Önce Suruç, arkasından Ankara ve daha sonra da İstanbul Fatih'te saldırılar gerçekleştiğine dikkati çeken Kurtulmuş, Türkiye ne zaman belli bir şekilde siyasi ve iktisadi bakımdan yükselişe geçse, Türkiye'nin önüne önce sağ-sol çatışmaları, birtakım iç kavgalar, darbeler getirildiğine işaret etti.
"Şimdi de de uzunca bir süredir terörü maşa olarak kullanarak Türkiye'ye gözdağı vermek, Türkiye'nin ayağına çelme takmak, daha ileriye gitmesini, ekonomik ve siyasi reform süreçlerini tamamlayan, gerçekten dünya ile her alanda rekabet edebilen güçlü, büyük bir ülke olmasını istemeyen çevrelerin, terörü maşa olarak kullandığından hiç şüphe yok" diyen Kurtulmuş, Suriye'de 5 yıldır yaşanan sürece dikkati çekti.

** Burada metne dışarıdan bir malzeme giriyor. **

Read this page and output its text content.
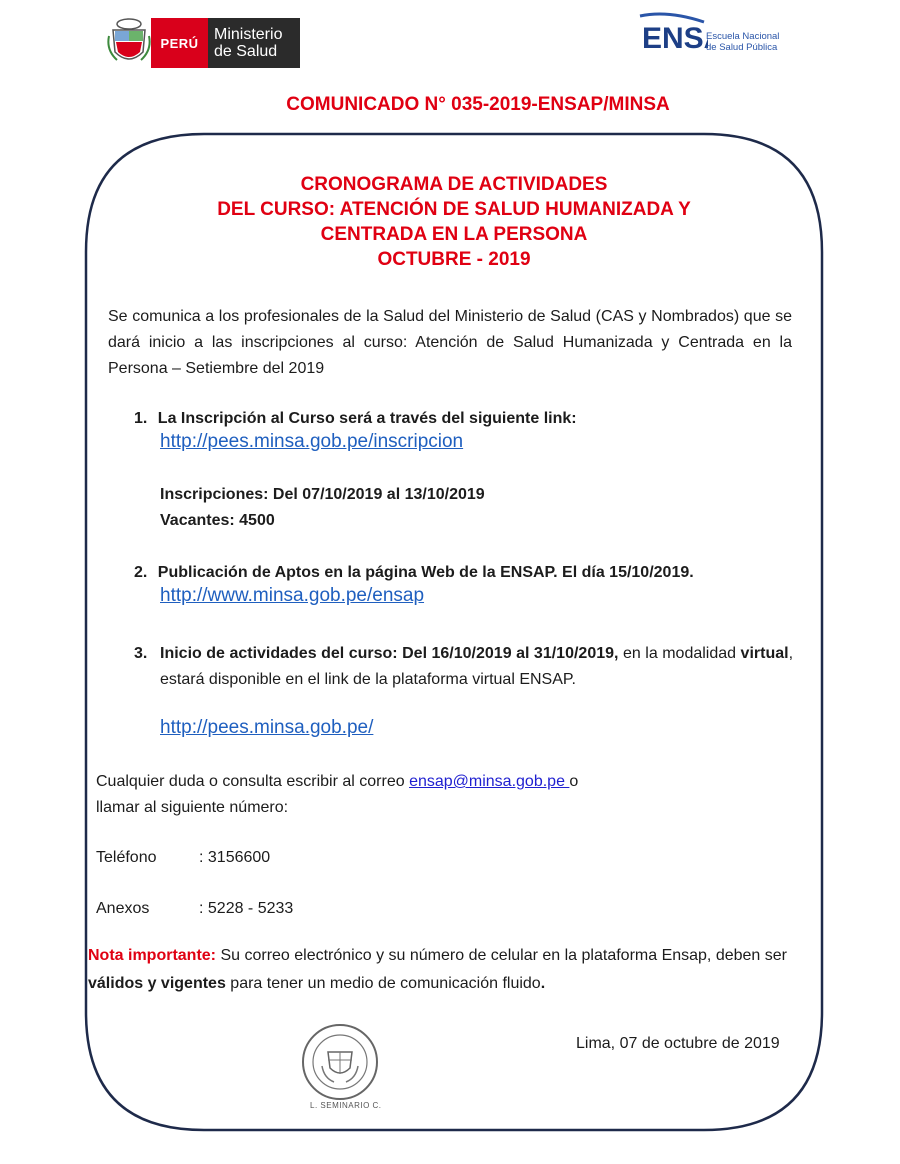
PERÚ Ministerio
de Salud	ENS Escuela Nacional
de Salud Pública
COMUNICADO N° 035-2019-ENSAP/MINSA
CRONOGRAMA DE ACTIVIDADES
DEL CURSO: ATENCIÓN DE SALUD HUMANIZADA Y
CENTRADA EN LA PERSONA
OCTUBRE - 2019
Se comunica a los profesionales de la Salud del Ministerio de Salud (CAS y Nombrados) que se dará inicio a las inscripciones al curso: Atención de Salud Humanizada y Centrada en la Persona – Setiembre del 2019
1. La Inscripción al Curso será a través del siguiente link:
http://pees.minsa.gob.pe/inscripcion
Inscripciones: Del 07/10/2019 al 13/10/2019
Vacantes: 4500
2. Publicación de Aptos en la página Web de la ENSAP. El día 15/10/2019.
http://www.minsa.gob.pe/ensap
3. Inicio de actividades del curso: Del 16/10/2019 al 31/10/2019, en la modalidad virtual, estará disponible en el link de la plataforma virtual ENSAP.
http://pees.minsa.gob.pe/
Cualquier duda o consulta escribir al correo ensap@minsa.gob.pe o
llamar al siguiente número:
Teléfono	: 3156600
Anexos	: 5228 - 5233
Nota importante: Su correo electrónico y su número de celular en la plataforma Ensap, deben ser válidos y vigentes para tener un medio de comunicación fluido.
Lima, 07 de octubre de 2019
L. SEMINARIO C.
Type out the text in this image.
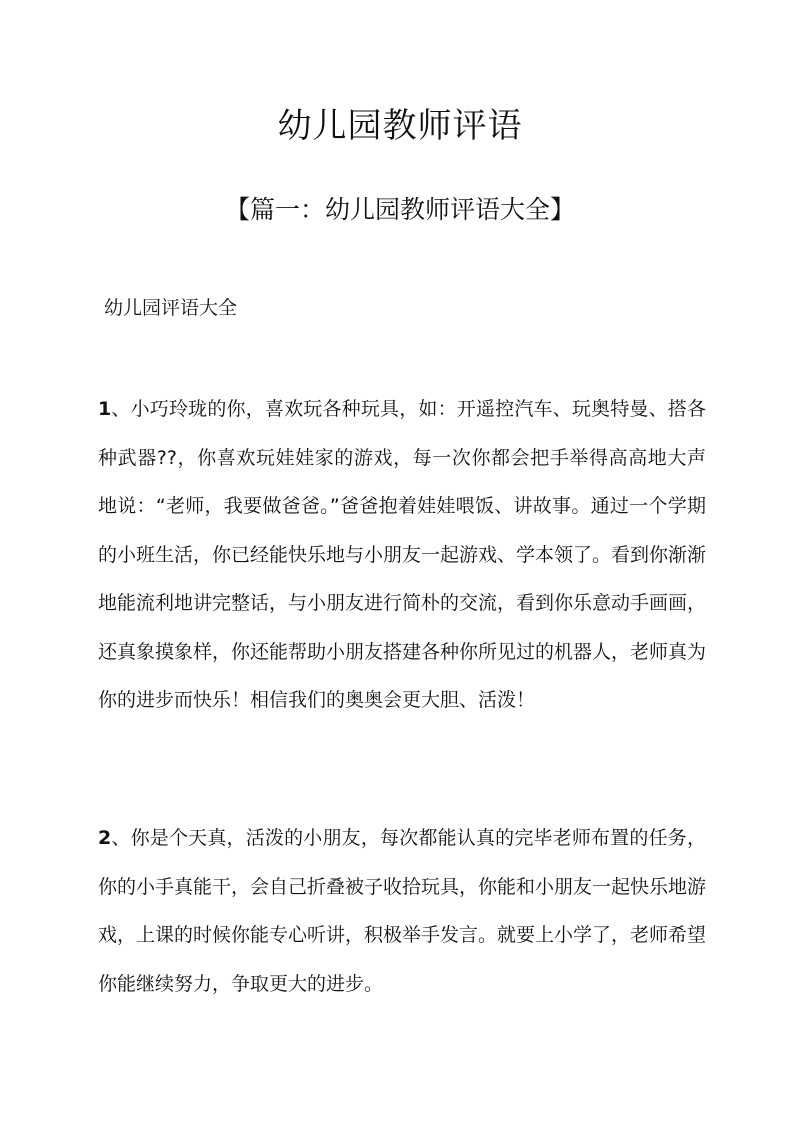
幼儿园教师评语
【篇一：幼儿园教师评语大全】

幼儿园评语大全

1、小巧玲珑的你，喜欢玩各种玩具，如：开遥控汽车、玩奥特曼、搭各种武器??，你喜欢玩娃娃家的游戏，每一次你都会把手举得高高地大声地说：“老师，我要做爸爸。”爸爸抱着娃娃喂饭、讲故事。通过一个学期的小班生活，你已经能快乐地与小朋友一起游戏、学本领了。看到你渐渐地能流利地讲完整话，与小朋友进行简朴的交流，看到你乐意动手画画，还真象摸象样，你还能帮助小朋友搭建各种你所见过的机器人，老师真为你的进步而快乐！相信我们的奥奥会更大胆、活泼！

2、你是个天真，活泼的小朋友，每次都能认真的完毕老师布置的任务，你的小手真能干，会自己折叠被子收拾玩具，你能和小朋友一起快乐地游戏，上课的时候你能专心听讲，积极举手发言。就要上小学了，老师希望你能继续努力，争取更大的进步。
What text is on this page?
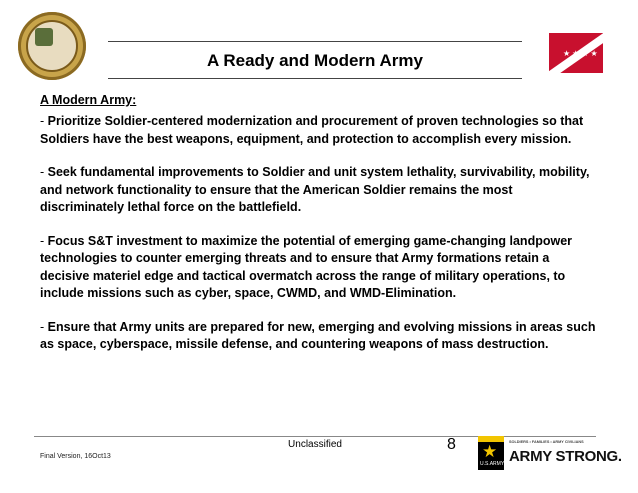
★★★★
A Ready and Modern Army
A Modern Army:

- Prioritize Soldier-centered modernization and procurement of proven technologies so that Soldiers have the best weapons, equipment, and protection to accomplish every mission.

- Seek fundamental improvements to Soldier and unit system lethality, survivability, mobility, and network functionality to ensure that the American Soldier remains the most discriminately lethal force on the battlefield.

- Focus S&T investment to maximize the potential of emerging game-changing landpower technologies to counter emerging threats and to ensure that Army formations retain a decisive materiel edge and tactical overmatch across the range of military operations, to include missions such as cyber, space, CWMD, and WMD-Elimination.

- Ensure that Army units are prepared for new, emerging and evolving missions in areas such as space, cyberspace, missile defense, and countering weapons of mass destruction.

Unclassified	8
Final Version, 16Oct13	★
U.S.ARMY
SOLDIERS • FAMILIES • ARMY CIVILIANS
ARMY STRONG.
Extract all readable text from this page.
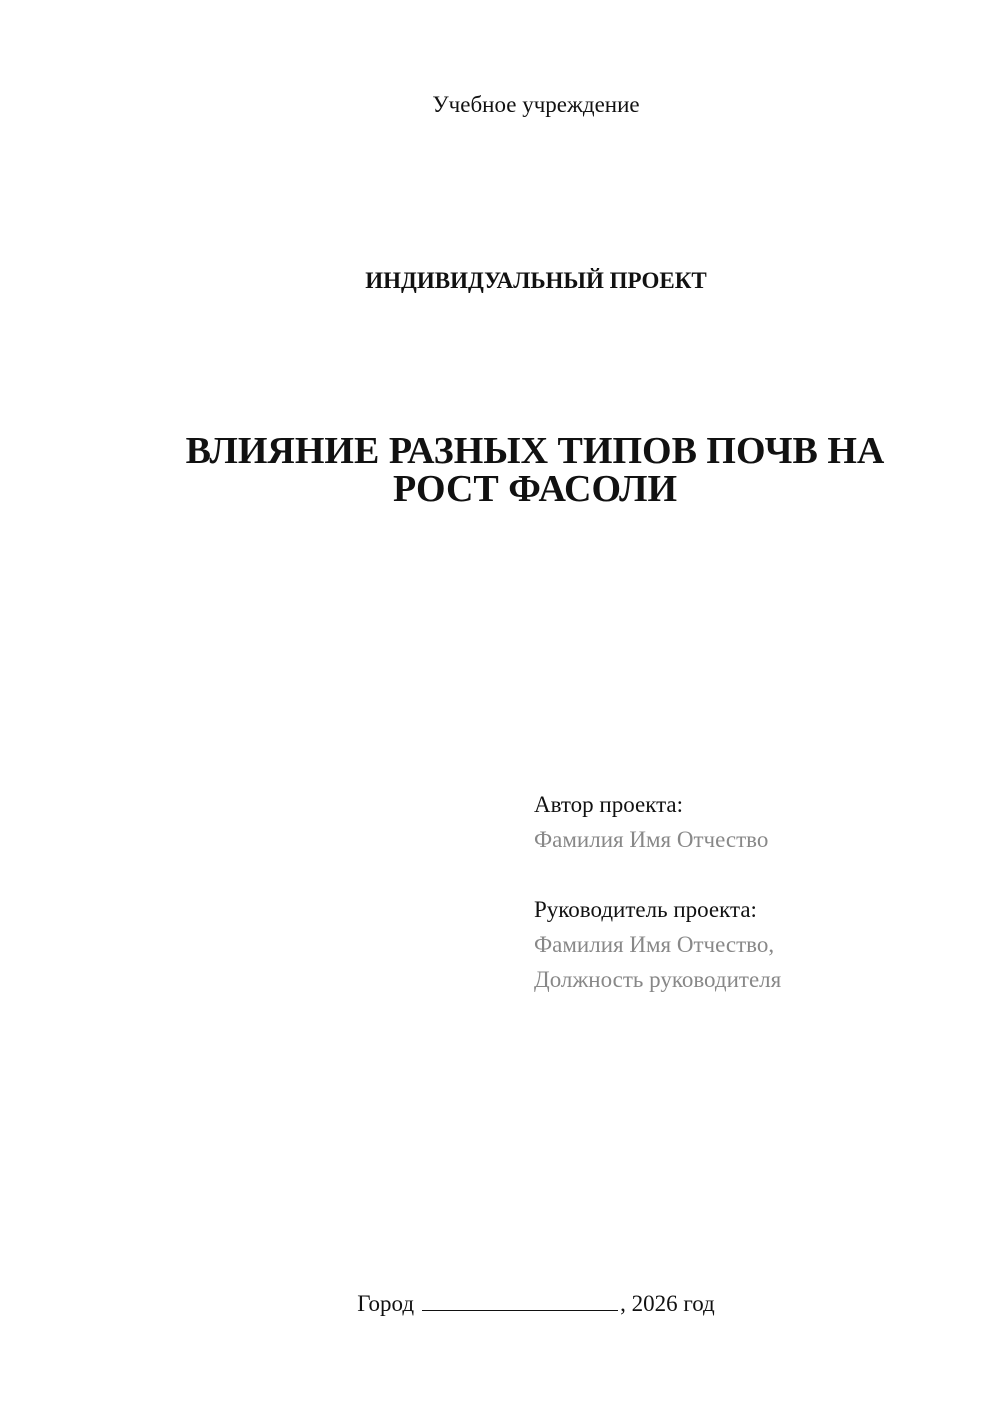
Учебное учреждение
ИНДИВИДУАЛЬНЫЙ ПРОЕКТ
ВЛИЯНИЕ РАЗНЫХ ТИПОВ ПОЧВ НА
РОСТ ФАСОЛИ
Автор проекта:
Фамилия Имя Отчество
Руководитель проекта:
Фамилия Имя Отчество,
Должность руководителя
Город	, 2026 год
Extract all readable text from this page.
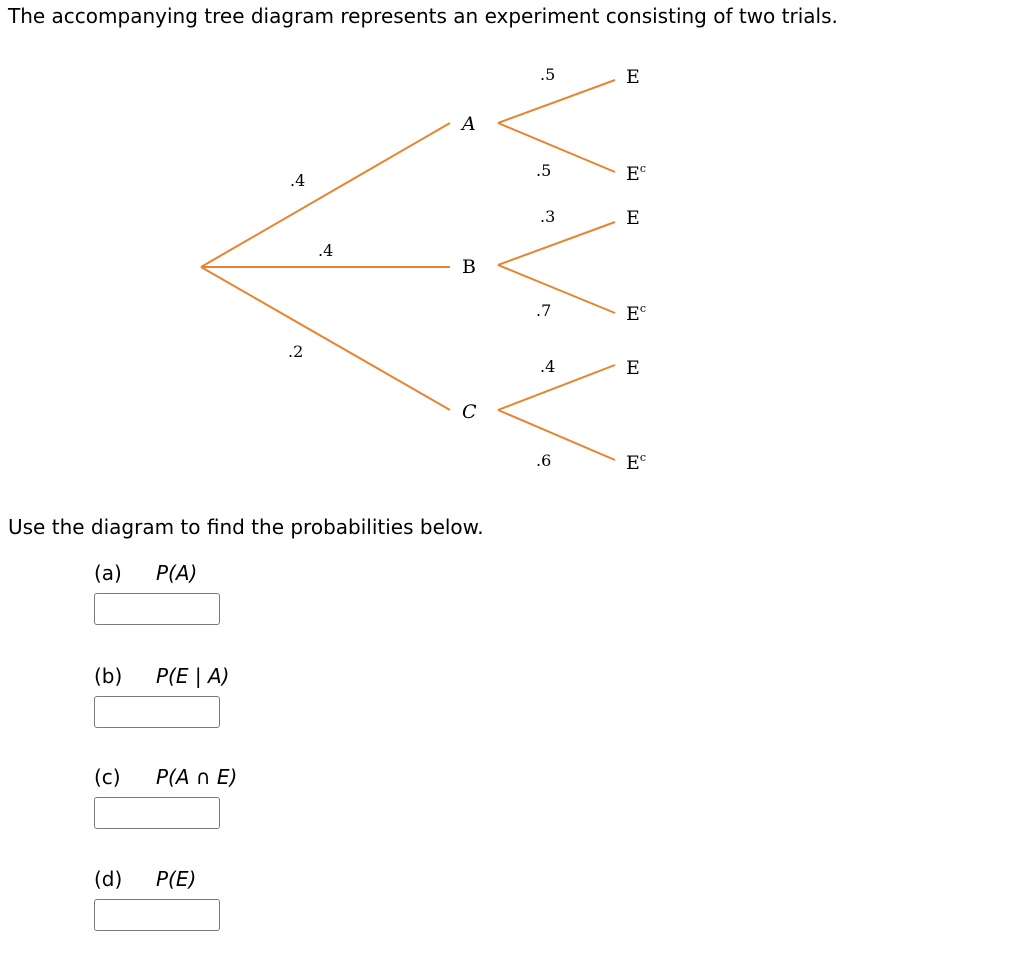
The accompanying tree diagram represents an experiment consisting of two trials.
.4
.4
.2
A
B
C
.5
.5
.3
.7
.4
.6
E
$E^c$
E
$E^c$
E
$E^c$

Use the diagram to find the probabilities below.

(a) P(A)
(b) P(E | A)
(c) P(A ∩ E)
(d) P(E)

Suriye'de birinci dönemin iç savaş olarak tamamlandığını, ikinci döneminde de vekalet savaşlarının görüldüğünü belirten Kurtulmuş, "Nedir o vekalet savaşları. Çoğu ülke, bu terör örgütlerini kullanarak, terör örgütleri üzerinden bölgesel ve küresel hakimiyetlerini artırabilecek bazı güç kazanımları elde etmeye çalışıyor. Hiç kuşkusuz, 20 Temmuz'dan sonraki bu saldırıların böyle özel bir anlamı da var. Suriye-Irak bağlamında, Ortadoğu denkleminde Türkiye'nin güçlü bir aktör olmasını istemeyenlerin de bu anlamda terör örgütlerini, taşeron örgüt olarak kullandıkları aşikardır. Maalesef ortaya son derece acı verici bir tablo çıkıyor. Türkiye bununla ilgili gerekli tedbirlerini alıyor" ifadesini kullandı.
"20 Temmuz'dan sonra bütün terör örgütleri, eş zamanlı olarak harekete geçirildi" diyen Kurtulmuş, o dönem geçici bir hükümet olmasına rağmen, büyük bir kararlılıkla terörün üstüne üstüne gidildiğini belirtti.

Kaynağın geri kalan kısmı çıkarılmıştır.